Mahoussi has a consistent supply of fresh fish that has been thoroughly cleaned and washed thanks to the collaboration with local fish farmers. The fish is then seasoned with spices, which are essential for increasing shelf life. It is then marinated for about 30 minutes to allow the spices to penetrate. Following that, the rolling process is used to allow the water to dry out, which usually takes about half an hour. The fish is then placed in the solar oven, where it is constantly monitored for nearly two hours. After that, the fish is allowed to cool for fifteen minutes before being packaged in biodegradable packaging and labeled as ready to sell.
The company employs four people: two women and two men who assist with fish cleaning, washing, processing, and delivery. As a result, the business has impacted livelihoods by employing over 500 households with a minimum of three family members. In Western Benin, the business has an indirect impact on over 1500 community members who have increased their nutritious food intake.
The goal of this initiative was to reduce the use of wood and increase the use of solar equipment for fish smoking. Mahoussi says she is looking forward to working with local hotels and sensitizing other fish smokers throughout Benin to further protect the environment and promote nutritious feeding in households.
The absence of a nearby water source poses a challenge because they must travel a certain distance to collect water, which is a critical component of their manufacturing process. There is a need to obtain cutting-edge cleaning materials because what they are currently using is rudimentary and the workers occasionally cut themselves, slowing down their work.
The demand for fish has also increased, putting a strain on their current production capacity, and necessitating the installation of more solar ovens.

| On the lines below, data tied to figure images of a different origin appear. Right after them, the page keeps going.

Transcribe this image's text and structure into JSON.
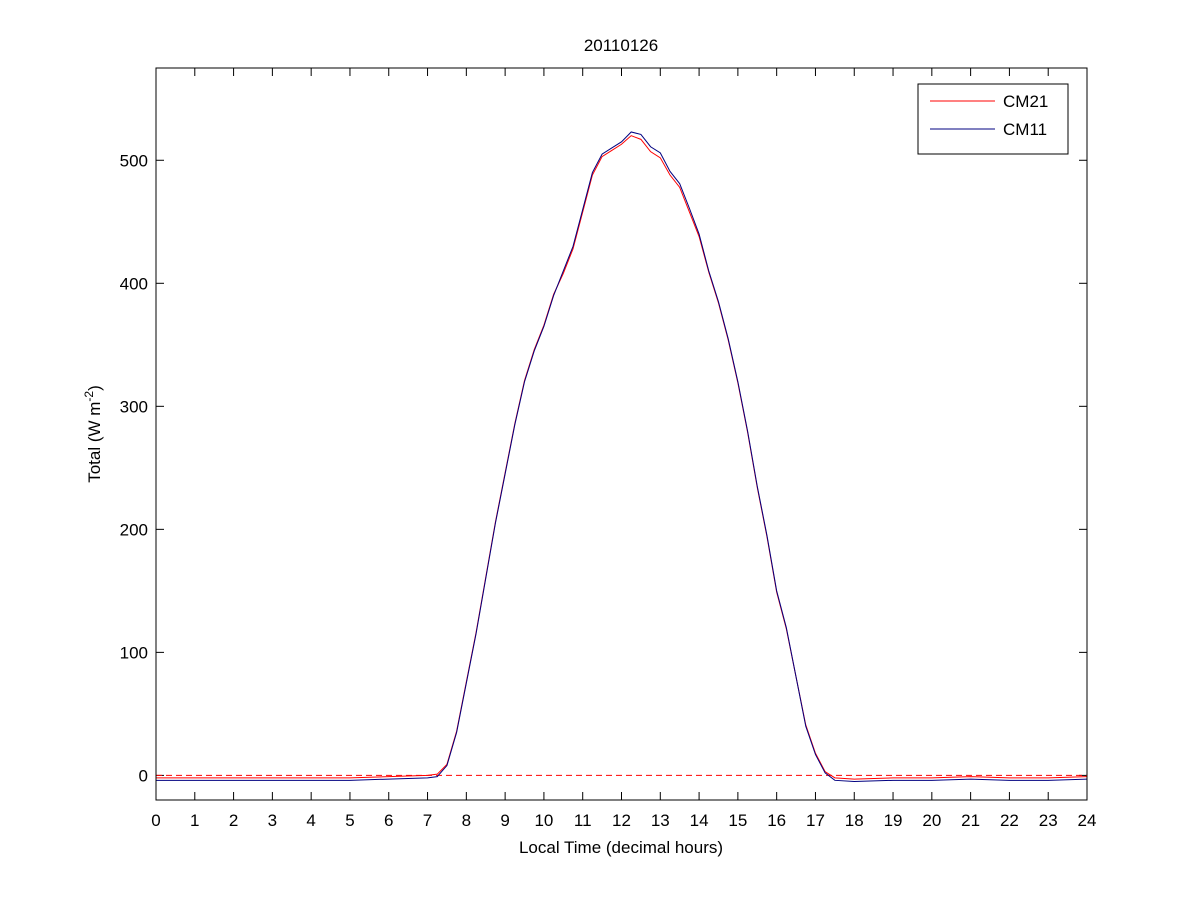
{
  "chart_data": {
    "type": "line",
    "title": "20110126",
    "xlabel": "Local Time (decimal hours)",
    "ylabel": {
      "text": "Total (W m",
      "superscript": "-2",
      "suffix": ")"
    },
    "x": [
      0,
      1,
      2,
      3,
      4,
      5,
      6,
      7,
      7.25,
      7.5,
      7.75,
      8,
      8.25,
      8.5,
      8.75,
      9,
      9.25,
      9.5,
      9.75,
      10,
      10.25,
      10.5,
      10.75,
      11,
      11.25,
      11.5,
      11.75,
      12,
      12.25,
      12.5,
      12.75,
      13,
      13.25,
      13.5,
      13.75,
      14,
      14.25,
      14.5,
      14.75,
      15,
      15.25,
      15.5,
      15.75,
      16,
      16.25,
      16.5,
      16.75,
      17,
      17.25,
      17.5,
      18,
      19,
      20,
      21,
      22,
      23,
      24
    ],
    "series": [
      {
        "name": "CM21",
        "color": "#ff0000",
        "values": [
          -2,
          -2,
          -2,
          -2,
          -2,
          -2,
          -1,
          0,
          1,
          9,
          36,
          76,
          116,
          161,
          206,
          246,
          286,
          321,
          346,
          366,
          391,
          408,
          428,
          458,
          488,
          503,
          508,
          513,
          520,
          517,
          507,
          502,
          488,
          478,
          458,
          438,
          409,
          384,
          354,
          319,
          279,
          234,
          194,
          149,
          119,
          80,
          41,
          18,
          3,
          -2,
          -3,
          -2,
          -2,
          -1,
          -2,
          -2,
          -1
        ]
      },
      {
        "name": "CM11",
        "color": "#000080",
        "values": [
          -4,
          -4,
          -4,
          -4,
          -4,
          -4,
          -3,
          -2,
          -1,
          8,
          35,
          75,
          115,
          160,
          205,
          245,
          285,
          320,
          345,
          365,
          390,
          410,
          430,
          460,
          490,
          505,
          510,
          515,
          523,
          521,
          511,
          506,
          491,
          481,
          461,
          440,
          410,
          385,
          355,
          320,
          280,
          235,
          195,
          150,
          120,
          80,
          40,
          17,
          2,
          -4,
          -5,
          -4,
          -4,
          -3,
          -4,
          -4,
          -3
        ]
      }
    ],
    "reference_line": {
      "y": 0,
      "color": "#ff0000"
    },
    "xlim": [
      0,
      24
    ],
    "xticks": [
      0,
      1,
      2,
      3,
      4,
      5,
      6,
      7,
      8,
      9,
      10,
      11,
      12,
      13,
      14,
      15,
      16,
      17,
      18,
      19,
      20,
      21,
      22,
      23,
      24
    ],
    "ylim": [
      -20,
      575
    ],
    "yticks": [
      0,
      100,
      200,
      300,
      400,
      500
    ],
    "legend": "upper right",
    "grid": false
  }
}
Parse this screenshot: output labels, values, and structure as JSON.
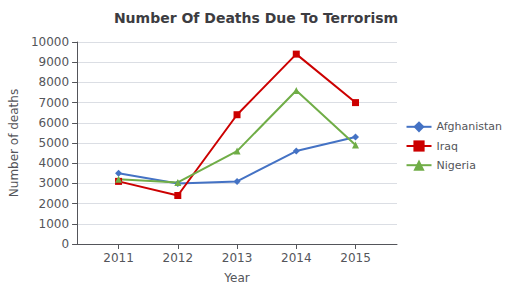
{
  "chart_data": {
    "type": "line",
    "title": "Number Of Deaths Due To Terrorism",
    "xlabel": "Year",
    "ylabel": "Number of deaths",
    "x": [
      2011,
      2012,
      2013,
      2014,
      2015
    ],
    "series": [
      {
        "name": "Afghanistan",
        "color": "#4472C4",
        "marker": "diamond",
        "values": [
          3500,
          3000,
          3100,
          4600,
          5300
        ]
      },
      {
        "name": "Iraq",
        "color": "#CC0000",
        "marker": "square",
        "values": [
          3100,
          2400,
          6400,
          9400,
          7000
        ]
      },
      {
        "name": "Nigeria",
        "color": "#70AD47",
        "marker": "triangle",
        "values": [
          3200,
          3050,
          4600,
          7600,
          4900
        ]
      }
    ],
    "xlim": [
      2010.3,
      2015.7
    ],
    "xticks": [
      2011,
      2012,
      2013,
      2014,
      2015
    ],
    "ylim": [
      0,
      10000
    ],
    "yticks": [
      0,
      1000,
      2000,
      3000,
      4000,
      5000,
      6000,
      7000,
      8000,
      9000,
      10000
    ],
    "grid": true,
    "legend": "right"
  }
}
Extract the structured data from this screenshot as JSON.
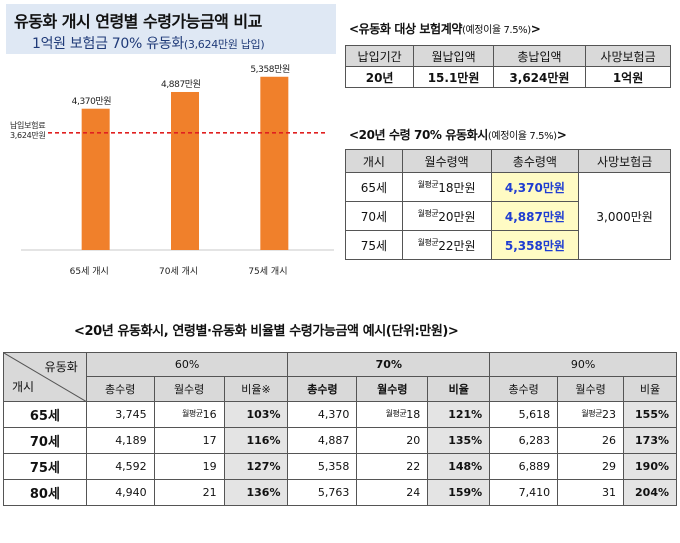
{
  "title": {
    "main": "유동화 개시 연령별 수령가능금액 비교",
    "sub_main": "1억원 보험금 70% 유동화",
    "sub_paren": "(3,624만원 납입)"
  },
  "chart_data": {
    "type": "bar",
    "title": "유동화 개시 연령별 수령가능금액 비교",
    "categories": [
      "65세 개시",
      "70세 개시",
      "75세 개시"
    ],
    "values": [
      4370,
      4887,
      5358
    ],
    "value_labels": [
      "4,370만원",
      "4,887만원",
      "5,358만원"
    ],
    "unit": "만원",
    "reference_line": {
      "value": 3624,
      "label_line1": "납입보험료",
      "label_line2": "3,624만원",
      "style": "dashed"
    },
    "ylim": [
      0,
      6000
    ],
    "grid": false,
    "bar_color": "#f0802b",
    "ref_color": "#e02020"
  },
  "contract": {
    "title": "<유동화 대상 보험계약",
    "title_note": "(예정이율 7.5%)",
    "title_end": ">",
    "headers": [
      "납입기간",
      "월납입액",
      "총납입액",
      "사망보험금"
    ],
    "row": [
      "20년",
      "15.1만원",
      "3,624만원",
      "1억원"
    ]
  },
  "pension": {
    "title": "<20년 수령 70% 유동화시",
    "title_note": "(예정이율 7.5%)",
    "title_end": ">",
    "headers": [
      "개시",
      "월수령액",
      "총수령액",
      "사망보험금"
    ],
    "prefix": "월평균",
    "rows": [
      {
        "age": "65세",
        "monthly": "18만원",
        "total": "4,370만원"
      },
      {
        "age": "70세",
        "monthly": "20만원",
        "total": "4,887만원"
      },
      {
        "age": "75세",
        "monthly": "22만원",
        "total": "5,358만원"
      }
    ],
    "death_benefit": "3,000만원"
  },
  "big_table": {
    "title": "<20년 유동화시, 연령별·유동화 비율별 수령가능금액 예시(단위:만원)>",
    "corner_top": "유동화",
    "corner_bottom": "개시",
    "groups": [
      "60%",
      "70%",
      "90%"
    ],
    "sub_headers": [
      "총수령",
      "월수령",
      "비율※"
    ],
    "sub_headers_plain": [
      "총수령",
      "월수령",
      "비율"
    ],
    "prefix": "월평균",
    "rows": [
      {
        "age": "65세",
        "cells": [
          [
            "3,745",
            "16",
            "103%"
          ],
          [
            "4,370",
            "18",
            "121%"
          ],
          [
            "5,618",
            "23",
            "155%"
          ]
        ]
      },
      {
        "age": "70세",
        "cells": [
          [
            "4,189",
            "17",
            "116%"
          ],
          [
            "4,887",
            "20",
            "135%"
          ],
          [
            "6,283",
            "26",
            "173%"
          ]
        ]
      },
      {
        "age": "75세",
        "cells": [
          [
            "4,592",
            "19",
            "127%"
          ],
          [
            "5,358",
            "22",
            "148%"
          ],
          [
            "6,889",
            "29",
            "190%"
          ]
        ]
      },
      {
        "age": "80세",
        "cells": [
          [
            "4,940",
            "21",
            "136%"
          ],
          [
            "5,763",
            "24",
            "159%"
          ],
          [
            "7,410",
            "31",
            "204%"
          ]
        ]
      }
    ]
  }
}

Mahoussi would also like to digitize her business’s marketing and possibly have a website in place.
As a TAGDev/RUFORUM scholar, back in 2019, Mahoussi was barely able to speak and understand English when she arrived in Egerton, Kenya for the student orientation week. Mahoussi considers herself extremely fortunate to have had a tutor who assisted her in learning English, allowing her to complete her course and graduate among the top performers with a first-class degree. Her excellent command of the English language has also enabled her to work with international organizations where she uses her knowledge and skill to support rural community transformation and development.